How much weight to put on one report
That’s one account, not a pattern confirmed across hundreds of buyers, and plenty of other owners report zero structural issues after regular use. But a frame failure under light, normal use — not overloading, not rough handling, just five ordinary trips — is a serious kind of complaint, not a minor annoyance like a squeaky wheel. Combined with a customer service experience that reportedly went nowhere, it’s the kind of thing that should factor into your decision, especially if you’re leaning toward daily, heavy use rather than occasional outings.

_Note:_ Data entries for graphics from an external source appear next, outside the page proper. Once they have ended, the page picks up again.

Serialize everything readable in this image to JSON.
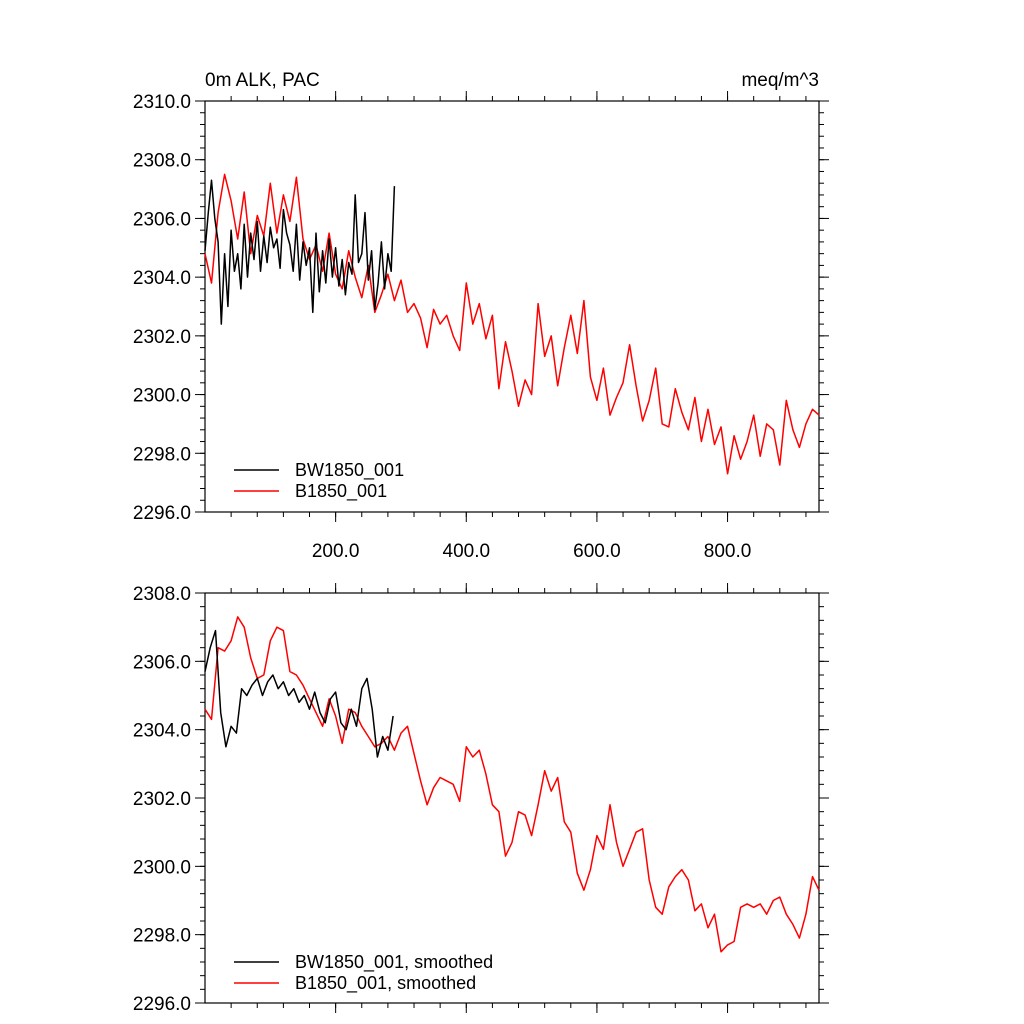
{
  "chart_data": [
    {
      "type": "line",
      "title": "0m ALK, PAC",
      "units": "meq/m^3",
      "xlim": [
        0,
        940
      ],
      "ylim": [
        2296.0,
        2310.0
      ],
      "x_ticks": [
        200,
        400,
        600,
        800
      ],
      "x_tick_labels": [
        "200.0",
        "400.0",
        "600.0",
        "800.0"
      ],
      "y_ticks": [
        2296,
        2298,
        2300,
        2302,
        2304,
        2306,
        2308,
        2310
      ],
      "y_tick_labels": [
        "2296.0",
        "2298.0",
        "2300.0",
        "2302.0",
        "2304.0",
        "2306.0",
        "2308.0",
        "2310.0"
      ],
      "legend_position": "bottom-left",
      "series": [
        {
          "name": "BW1850_001",
          "color": "#000000",
          "x": [
            0,
            5,
            10,
            15,
            20,
            25,
            30,
            35,
            40,
            45,
            50,
            55,
            60,
            65,
            70,
            75,
            80,
            85,
            90,
            95,
            100,
            105,
            110,
            115,
            120,
            125,
            130,
            135,
            140,
            145,
            150,
            155,
            160,
            165,
            170,
            175,
            180,
            185,
            190,
            195,
            200,
            205,
            210,
            215,
            220,
            225,
            230,
            235,
            240,
            245,
            250,
            255,
            260,
            265,
            270,
            275,
            280,
            285,
            290
          ],
          "values": [
            2304.9,
            2306.2,
            2307.3,
            2306.0,
            2305.2,
            2302.4,
            2304.8,
            2303.0,
            2305.6,
            2304.2,
            2304.8,
            2303.6,
            2305.8,
            2304.0,
            2305.5,
            2304.6,
            2305.9,
            2304.2,
            2305.4,
            2304.5,
            2305.7,
            2305.0,
            2305.3,
            2304.3,
            2306.3,
            2305.5,
            2305.1,
            2304.2,
            2305.8,
            2303.9,
            2305.2,
            2304.4,
            2305.0,
            2302.8,
            2305.5,
            2303.5,
            2304.9,
            2303.8,
            2305.3,
            2304.0,
            2305.0,
            2303.7,
            2304.6,
            2303.4,
            2304.5,
            2304.1,
            2306.8,
            2304.5,
            2304.8,
            2306.2,
            2303.9,
            2304.9,
            2302.9,
            2303.8,
            2305.2,
            2303.6,
            2304.8,
            2304.2,
            2307.1
          ]
        },
        {
          "name": "B1850_001",
          "color": "#ff0000",
          "x": [
            0,
            10,
            20,
            30,
            40,
            50,
            60,
            70,
            80,
            90,
            100,
            110,
            120,
            130,
            140,
            150,
            160,
            170,
            180,
            190,
            200,
            210,
            220,
            230,
            240,
            250,
            260,
            270,
            280,
            290,
            300,
            310,
            320,
            330,
            340,
            350,
            360,
            370,
            380,
            390,
            400,
            410,
            420,
            430,
            440,
            450,
            460,
            470,
            480,
            490,
            500,
            510,
            520,
            530,
            540,
            550,
            560,
            570,
            580,
            590,
            600,
            610,
            620,
            630,
            640,
            650,
            660,
            670,
            680,
            690,
            700,
            710,
            720,
            730,
            740,
            750,
            760,
            770,
            780,
            790,
            800,
            810,
            820,
            830,
            840,
            850,
            860,
            870,
            880,
            890,
            900,
            910,
            920,
            930,
            940
          ],
          "values": [
            2304.8,
            2303.8,
            2306.2,
            2307.5,
            2306.6,
            2305.3,
            2306.9,
            2304.8,
            2306.1,
            2305.4,
            2307.2,
            2305.5,
            2306.8,
            2305.9,
            2307.4,
            2305.3,
            2304.6,
            2305.1,
            2304.2,
            2305.5,
            2304.1,
            2303.6,
            2304.9,
            2304.0,
            2303.3,
            2304.4,
            2302.8,
            2303.4,
            2304.1,
            2303.2,
            2303.9,
            2302.8,
            2303.1,
            2302.6,
            2301.6,
            2302.9,
            2302.4,
            2302.7,
            2302.0,
            2301.5,
            2303.8,
            2302.4,
            2303.1,
            2301.9,
            2302.7,
            2300.2,
            2301.8,
            2300.8,
            2299.6,
            2300.5,
            2300.0,
            2303.1,
            2301.3,
            2302.0,
            2300.3,
            2301.6,
            2302.7,
            2301.4,
            2303.2,
            2300.6,
            2299.8,
            2300.9,
            2299.3,
            2299.9,
            2300.4,
            2301.7,
            2300.3,
            2299.1,
            2299.8,
            2300.9,
            2299.0,
            2298.9,
            2300.2,
            2299.4,
            2298.8,
            2299.9,
            2298.4,
            2299.5,
            2298.3,
            2298.9,
            2297.3,
            2298.6,
            2297.8,
            2298.4,
            2299.3,
            2297.9,
            2299.0,
            2298.8,
            2297.6,
            2299.8,
            2298.8,
            2298.2,
            2299.0,
            2299.5,
            2299.3
          ]
        }
      ]
    },
    {
      "type": "line",
      "xlim": [
        0,
        940
      ],
      "ylim": [
        2296.0,
        2308.0
      ],
      "y_ticks": [
        2296,
        2298,
        2300,
        2302,
        2304,
        2306,
        2308
      ],
      "y_tick_labels": [
        "2296.0",
        "2298.0",
        "2300.0",
        "2302.0",
        "2304.0",
        "2306.0",
        "2308.0"
      ],
      "legend_position": "bottom-left",
      "series": [
        {
          "name": "BW1850_001, smoothed",
          "color": "#000000",
          "x": [
            0,
            8,
            16,
            24,
            32,
            40,
            48,
            56,
            64,
            72,
            80,
            88,
            96,
            104,
            112,
            120,
            128,
            136,
            144,
            152,
            160,
            168,
            176,
            184,
            192,
            200,
            208,
            216,
            224,
            232,
            240,
            248,
            256,
            264,
            272,
            280,
            288
          ],
          "values": [
            2305.7,
            2306.4,
            2306.9,
            2304.5,
            2303.5,
            2304.1,
            2303.9,
            2305.2,
            2305.0,
            2305.3,
            2305.5,
            2305.0,
            2305.4,
            2305.6,
            2305.2,
            2305.4,
            2305.0,
            2305.2,
            2304.8,
            2305.0,
            2304.6,
            2305.1,
            2304.5,
            2304.2,
            2304.9,
            2305.1,
            2304.2,
            2304.0,
            2304.6,
            2304.1,
            2305.2,
            2305.5,
            2304.6,
            2303.2,
            2303.8,
            2303.4,
            2304.4
          ]
        },
        {
          "name": "B1850_001, smoothed",
          "color": "#ff0000",
          "x": [
            0,
            10,
            20,
            30,
            40,
            50,
            60,
            70,
            80,
            90,
            100,
            110,
            120,
            130,
            140,
            150,
            160,
            170,
            180,
            190,
            200,
            210,
            220,
            230,
            240,
            250,
            260,
            270,
            280,
            290,
            300,
            310,
            320,
            330,
            340,
            350,
            360,
            370,
            380,
            390,
            400,
            410,
            420,
            430,
            440,
            450,
            460,
            470,
            480,
            490,
            500,
            510,
            520,
            530,
            540,
            550,
            560,
            570,
            580,
            590,
            600,
            610,
            620,
            630,
            640,
            650,
            660,
            670,
            680,
            690,
            700,
            710,
            720,
            730,
            740,
            750,
            760,
            770,
            780,
            790,
            800,
            810,
            820,
            830,
            840,
            850,
            860,
            870,
            880,
            890,
            900,
            910,
            920,
            930,
            940
          ],
          "values": [
            2304.6,
            2304.3,
            2306.4,
            2306.3,
            2306.6,
            2307.3,
            2307.0,
            2306.1,
            2305.5,
            2305.6,
            2306.6,
            2307.0,
            2306.9,
            2305.7,
            2305.6,
            2305.3,
            2304.9,
            2304.5,
            2304.1,
            2304.9,
            2304.4,
            2303.6,
            2304.6,
            2304.5,
            2304.1,
            2303.8,
            2303.5,
            2303.6,
            2303.8,
            2303.4,
            2303.9,
            2304.1,
            2303.3,
            2302.5,
            2301.8,
            2302.3,
            2302.6,
            2302.5,
            2302.4,
            2301.9,
            2303.5,
            2303.2,
            2303.4,
            2302.7,
            2301.8,
            2301.6,
            2300.3,
            2300.7,
            2301.6,
            2301.5,
            2300.9,
            2301.8,
            2302.8,
            2302.2,
            2302.6,
            2301.3,
            2301.0,
            2299.8,
            2299.3,
            2299.9,
            2300.9,
            2300.5,
            2301.8,
            2300.7,
            2300.0,
            2300.5,
            2301.0,
            2301.1,
            2299.6,
            2298.8,
            2298.6,
            2299.4,
            2299.7,
            2299.9,
            2299.6,
            2298.7,
            2298.9,
            2298.2,
            2298.6,
            2297.5,
            2297.7,
            2297.8,
            2298.8,
            2298.9,
            2298.8,
            2298.9,
            2298.6,
            2299.0,
            2299.1,
            2298.6,
            2298.3,
            2297.9,
            2298.6,
            2299.7,
            2299.3
          ]
        }
      ]
    }
  ]
}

How it stacks up against Veer and WonderFold

Owners bring this comparison up on their own, unprompted, which says something. The general sentiment: this wagon does most of what the expensive brands do for a fraction of the price, and for a lot of families that’s enough. What it doesn’t match is the certification track record, the 5-point harness, the four-wheel suspension, or the kind of long-term build confidence that comes from a brand that’s been making wagons specifically, not just strollers and car seats, for years. If you’re weighing this against something like the Veer Cruiser or a WonderFold W2, the honest framing is: cheaper wagon, real tradeoffs, not a hidden identical twin at a discount.
Consider renting it first
Given the mixed signals on long-term durability, and the fact that a rental option already exists through BabyQuip, renting for a trip or a two-week trial before committing to a purchase isn’t a bad way to de-risk this one. You get a real sense of the fold, the ride, and whether the seats fit your kids comfortably, without gambling $180 to $220 on something you haven’t put your hands on. That’s not an option every wagon on the market offers, so it’s worth taking advantage of if you’re on the fence.
Who should buy this
Families who want a two-kid wagon for occasional errands, park trips, and outings, without spending premium-brand money, and who are comfortable accepting some uncertainty on long-term durability. If your car seat happens to be a Safety 1st or Cosco model, the included adapter makes this an even easier call, since you’re not paying extra for something other brands charge $60-plus for separately.
Who should skip it

Skip it if you’re planning heavy daily use for years across multiple kids — the frame-snap report, even as a single data point, is enough reason to lean toward a brand with a longer wagon-specific track record if you’re betting on years of hard use. Skip it if your car seat isn’t a Safety 1st or Cosco model and having a properly tested adapter matters to you. And skip it if a 5-point harness is a non-negotiable for you rather than a nice-to-have — that’s simply not what this wagon offers.
If you’re still deciding whether a wagon makes sense for your family at all, our guide on whether a stroller wagon is worth it is worth a read before you compare specific models. And if you’re torn between a double stroller and a wagon in the first place, that comparison covers the bigger decision, not just this one option.
For everyone else — budget-conscious families who want most of what the expensive wagons offer without the expensive-wagon price tag — this one gets the basics right. Just go in with your eyes open about where the corners were cut.